The “Second Folio” was printed when the First sold out, and is principally famous for the dedicatory poem to Shakespeare written in 1630 by John Milton—which was his very first publication of English verse (he was 24).  There are over 170 copies recorded in American institutions, 57 of which are in the Folger Shakespeare Library (Washington, DC).  The “Third” (1664) and “Fourth” (1689) folios contained seven extra plays, of which only Pericles is now considered to be Shakespeare’s.

The First Folio is one of the most studied books in English literature, and so it (and its successors) are excellent tools to use to teach students about print culture in early modern England.  Purchasing a First Folio is generally not possible for institutions like Trinity, since the going rate for a complete copy in good condition is roughly $5 million.  However, the latter Folios are sometimes within reach, especially (as with this copy) if it lacks a few key leaves, such as the title-page and the portrait of Shakespeare.  These, however, can be supplied in facsimile.  Milton’s dedicatory poem and all of the plays are present.

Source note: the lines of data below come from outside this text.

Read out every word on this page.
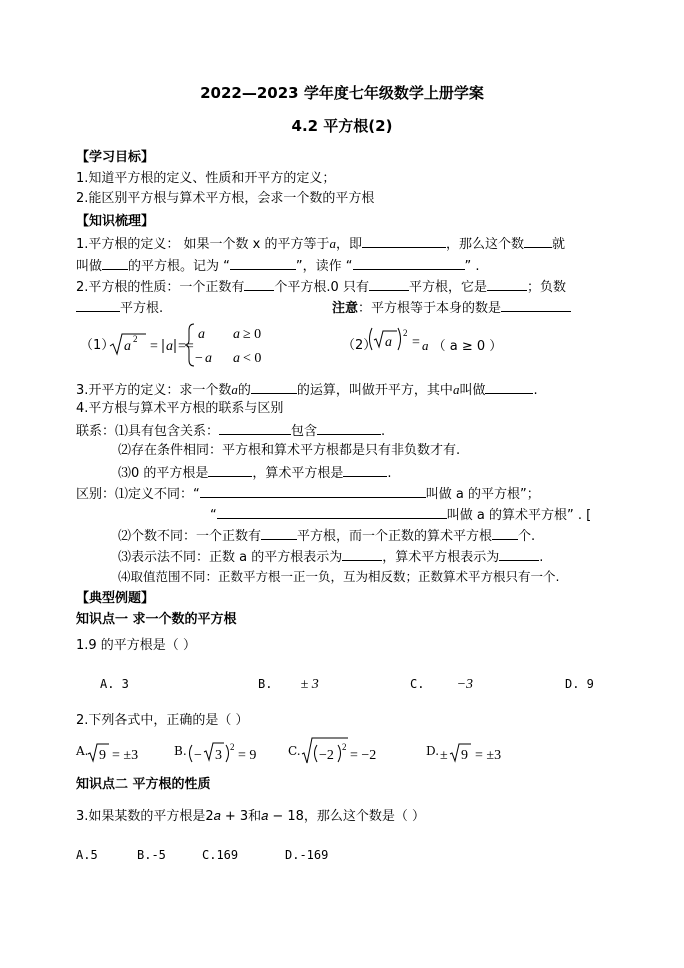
2022—2023 学年度七年级数学上册学案
4.2 平方根(2)
【学习目标】
1.知道平方根的定义、性质和开平方的定义；
2.能区别平方根与算术平方根，会求一个数的平方根
【知识梳理】
1.平方根的定义： 如果一个数 x 的平方等于a，即	，那么这个数 就
叫做 的平方根。记为 “	”，读作 “	” .
2.平方根的性质：一个正数有 个平方根.0 只有	平方根，它是	；负数
平方根.	注意：平方根等于本身的数是
（1） a 2 = a ==
a a ≥ 0
− a a < 0
（2） a
2
= a （ a ≥ 0 ）
3.开平方的定义：求一个数a的	的运算，叫做开平方，其中a叫做	.
4.平方根与算术平方根的联系与区别
联系：⑴具有包含关系：	包含	.
⑵存在条件相同：平方根和算术平方根都是只有非负数才有.
⑶0 的平方根是	，算术平方根是	.
区别：⑴定义不同：“	叫做 a 的平方根”；
“	叫做 a 的算术平方根” . [
⑵个数不同：一个正数有	平方根，而一个正数的算术平方根 个.
⑶表示法不同：正数 a 的平方根表示为	，算术平方根表示为	.
⑷取值范围不同：正数平方根一正一负，互为相反数；正数算术平方根只有一个.
【典型例题】
知识点一 求一个数的平方根
1.9 的平方根是（ ）
A. 3	B. ± 3	C. −3	D. 9
2.下列各式中，正确的是（ ）
A. 9 = ±3	B. − 3
2
= 9	C. −2
2
= −2	D. ± 9 = ±3
知识点二 平方根的性质
3.如果某数的平方根是2𝑎 + 3和𝑎 − 18，那么这个数是（ ）
A.5	B.-5	C.169	D.-169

This particular copy is fascinating because of what generations of owners have done with (and to) it.  At least two former owners were women–one of whom (“Mary Wright”) dated her signature “1716”.  There are other names written in the book, as well as plenty of manuscript marginalia (including a transcription of Shakespeare’s will, lists of actors, and comments on the texts).  At the end, there are also clippings from newspapers and sections of later editions of certain plays (Hamlet, Macbeth, King Lear, and Richard III).

As one faculty member put it in a letter supporting the purchase, “We could all quite easily use it as a pedagogic tool, a text to share with students of all levels as we teach our various courses on early modern literature and culture, Shakespeare, and the history of the book. Undergraduates understand full well the cultural centrality of Shakespeare; they are often surprised and interested to find out how the significance of Shakespeare’s plays has been imagined and reimagined not only on the stage but also on the page.  This specific copy of Shakespeare’s Second Folio seems a particularly rich and interesting acquisition in this regard.  As a material artifact filled with marginal comments by readers, it bears witness not only to the monumentalizing ambitions of Shakespeare’s seventeenth-century publishers but also to the shifting ways in which Shakespeare’s work has been read and interpreted over time.”

Many, many thanks to members of the Watkinson Board of Trustees and the administration of Trinity College for their generous support, without which this acquisition would not have been possible!